We could now have the argument of whether belly dancers are sex workers or we could ask ourselves why it is so important to draw this arbitrary and nonsensical line in the sand between the “good girls” and the “bad girls.” And that really is the point to this blog entry. Women are insanely invested in distinguishing themselves from the “bad girl” and the more closely they skirt the “bad girl” lifestyle, the more obsessive this drive to say “I am NOT a whore” becomes.

A similar phenomena is well documented in the gay rights movement. It is now common knowledge that some of the worst hate crimes against gays are often perpetrated by closeted homosexuals who are full of self-hatred and denial. Similarly I believe our sex worker rights movement would do well to understand the self-hatred and denial which fuels hate crimes against sex workers. I think we will find that our most vocal opponents are quite literally in bed with us as clients or metaphorically as self-hating closeted sex workers.

What might we do to win these closeted clients and sex workers over to our struggle for civil rights and the dignity of choice?  I’m not entirely sure. If I find a way to assuage the terror my existence has created for the witch at church I will let you know. I DO know this though. Every effort to decriminalize or legalize prostitution has been blocked by the “good women” of the community in question. Historically both prohibition of alcohol and prostitution have been feminist endeavors as championed by many of the suffragists of the early 1900’s. So although present day feminists might think their stance against prostitution reflective of political evolution, it is instead a fairly old-fashioned and conservative take on the oldest profession.

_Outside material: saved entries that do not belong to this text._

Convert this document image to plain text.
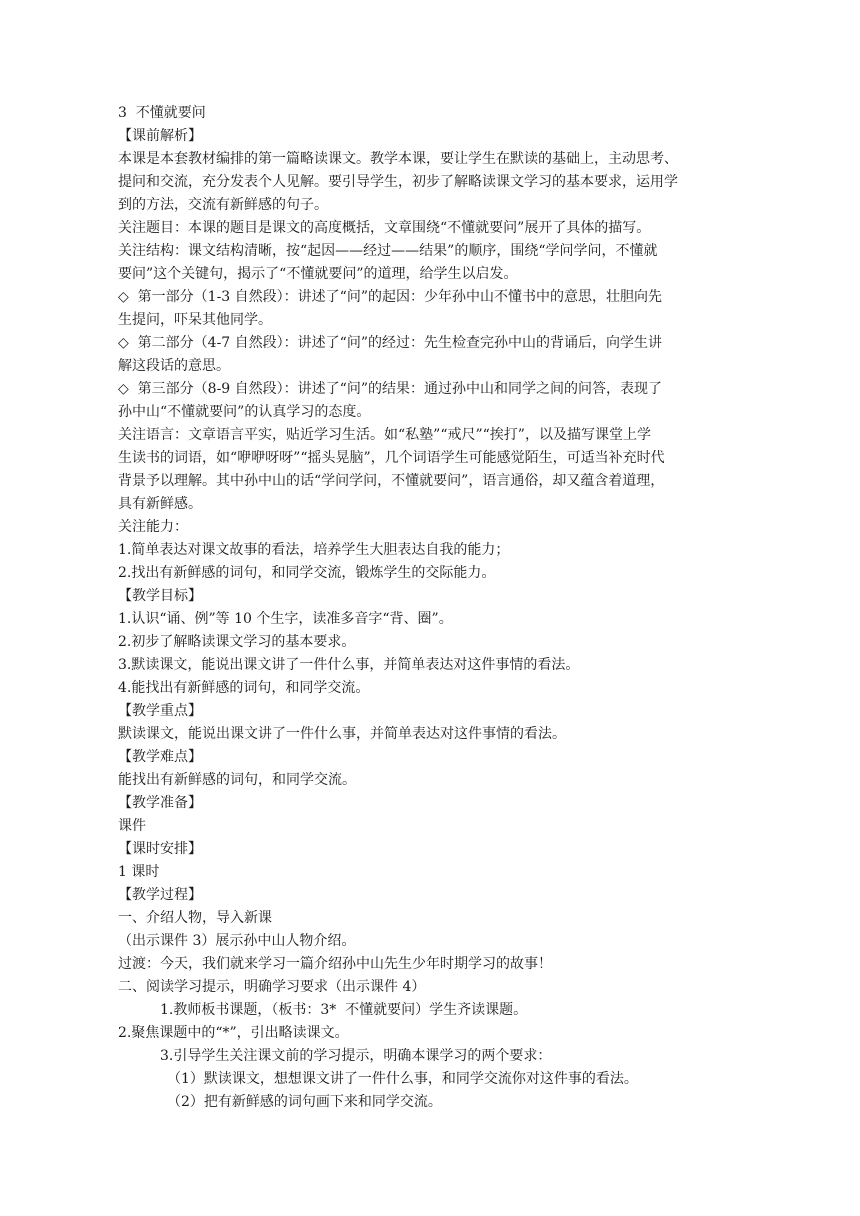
3  不懂就要问
【课前解析】
本课是本套教材编排的第一篇略读课文。教学本课，要让学生在默读的基础上，主动思考、
提问和交流，充分发表个人见解。要引导学生，初步了解略读课文学习的基本要求，运用学
到的方法，交流有新鲜感的句子。
关注题目：本课的题目是课文的高度概括，文章围绕“不懂就要问”展开了具体的描写。
关注结构：课文结构清晰，按“起因——经过——结果”的顺序，围绕“学问学问，不懂就
要问”这个关键句，揭示了“不懂就要问”的道理，给学生以启发。
◇  第一部分（1-3 自然段）：讲述了“问”的起因：少年孙中山不懂书中的意思，壮胆向先
生提问，吓呆其他同学。
◇  第二部分（4-7 自然段）：讲述了“问”的经过：先生检查完孙中山的背诵后，向学生讲
解这段话的意思。
◇  第三部分（8-9 自然段）：讲述了“问”的结果：通过孙中山和同学之间的问答，表现了
孙中山“不懂就要问”的认真学习的态度。
关注语言：文章语言平实，贴近学习生活。如“私塾”“戒尺”“挨打”，以及描写课堂上学
生读书的词语，如“咿咿呀呀”“摇头晃脑”，几个词语学生可能感觉陌生，可适当补充时代
背景予以理解。其中孙中山的话“学问学问，不懂就要问”，语言通俗，却又蕴含着道理，
具有新鲜感。
关注能力：
1.简单表达对课文故事的看法，培养学生大胆表达自我的能力；
2.找出有新鲜感的词句，和同学交流，锻炼学生的交际能力。
【教学目标】
1.认识“诵、例”等 10 个生字，读准多音字“背、圈”。
2.初步了解略读课文学习的基本要求。
3.默读课文，能说出课文讲了一件什么事，并简单表达对这件事情的看法。
4.能找出有新鲜感的词句，和同学交流。
【教学重点】
默读课文，能说出课文讲了一件什么事，并简单表达对这件事情的看法。
【教学难点】
能找出有新鲜感的词句，和同学交流。
【教学准备】
课件
【课时安排】
1 课时
【教学过程】
一、介绍人物，导入新课
（出示课件 3）展示孙中山人物介绍。
过渡：今天，我们就来学习一篇介绍孙中山先生少年时期学习的故事！
二、阅读学习提示，明确学习要求（出示课件 4）
1.教师板书课题，（板书：3*  不懂就要问）学生齐读课题。
2.聚焦课题中的“*”，引出略读课文。
3.引导学生关注课文前的学习提示，明确本课学习的两个要求：
（1）默读课文，想想课文讲了一件什么事，和同学交流你对这件事的看法。
（2）把有新鲜感的词句画下来和同学交流。
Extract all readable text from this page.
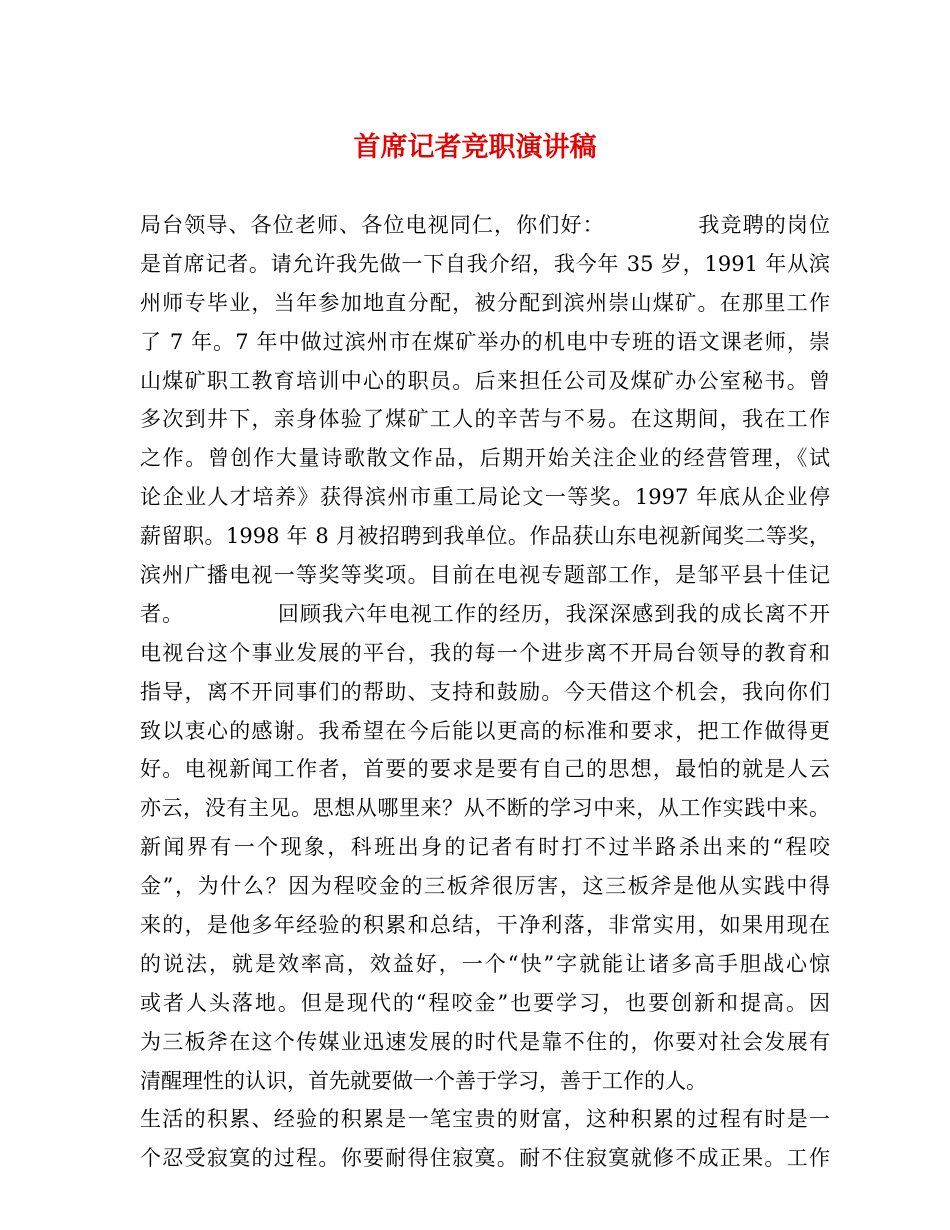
首席记者竞职演讲稿
局台领导、各位老师、各位电视同仁，你们好：            我竞聘的岗位
是首席记者。请允许我先做一下自我介绍，我今年 35 岁，1991 年从滨
州师专毕业，当年参加地直分配，被分配到滨州崇山煤矿。在那里工作
了 7 年。7 年中做过滨州市在煤矿举办的机电中专班的语文课老师，崇
山煤矿职工教育培训中心的职员。后来担任公司及煤矿办公室秘书。曾
多次到井下，亲身体验了煤矿工人的辛苦与不易。在这期间，我在工作
之作。曾创作大量诗歌散文作品，后期开始关注企业的经营管理，《试
论企业人才培养》获得滨州市重工局论文一等奖。1997 年底从企业停
薪留职。1998 年 8 月被招聘到我单位。作品获山东电视新闻奖二等奖，
滨州广播电视一等奖等奖项。目前在电视专题部工作，是邹平县十佳记
者。            回顾我六年电视工作的经历，我深深感到我的成长离不开
电视台这个事业发展的平台，我的每一个进步离不开局台领导的教育和
指导，离不开同事们的帮助、支持和鼓励。今天借这个机会，我向你们
致以衷心的感谢。我希望在今后能以更高的标准和要求，把工作做得更
好。电视新闻工作者，首要的要求是要有自己的思想，最怕的就是人云
亦云，没有主见。思想从哪里来？从不断的学习中来，从工作实践中来。
新闻界有一个现象，科班出身的记者有时打不过半路杀出来的“程咬
金”，为什么？因为程咬金的三板斧很厉害，这三板斧是他从实践中得
来的，是他多年经验的积累和总结，干净利落，非常实用，如果用现在
的说法，就是效率高，效益好，一个“快”字就能让诸多高手胆战心惊
或者人头落地。但是现代的“程咬金”也要学习，也要创新和提高。因
为三板斧在这个传媒业迅速发展的时代是靠不住的，你要对社会发展有
清醒理性的认识，首先就要做一个善于学习，善于工作的人。
生活的积累、经验的积累是一笔宝贵的财富，这种积累的过程有时是一
个忍受寂寞的过程。你要耐得住寂寞。耐不住寂寞就修不成正果。工作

Many political movements will dissociate from other more controversial causes for fear that their primary objective will be lost. Early feminists were afraid of accepting lesbians and the gay rights movement didn’t want to champion transgender rights. This fear of being associated with others perceived as “less deserving” of civil rights is a noxious but all too human failing. I wonder if it has its roots in basic human survival and perhaps that is the impediment we battle when we seek to assert our civil rights as sex workers. Or perhaps the broader issue here is that neither men nor women possess a sexual bill of rights and rather than fight to assert their rights alongside sex workers (who are working for the rights of all adults to have sex as they see fit) they recoil with the fear of losing what few freedoms they do have.

What do you think? What is is that fuels the disrespect and even hatred we often encounter from second wave feminists, from wives and girlfriends, from concerned parents, from law enforcement, from landlords, from child protection services, from neighbors, from family, from former friends and even from our own clients?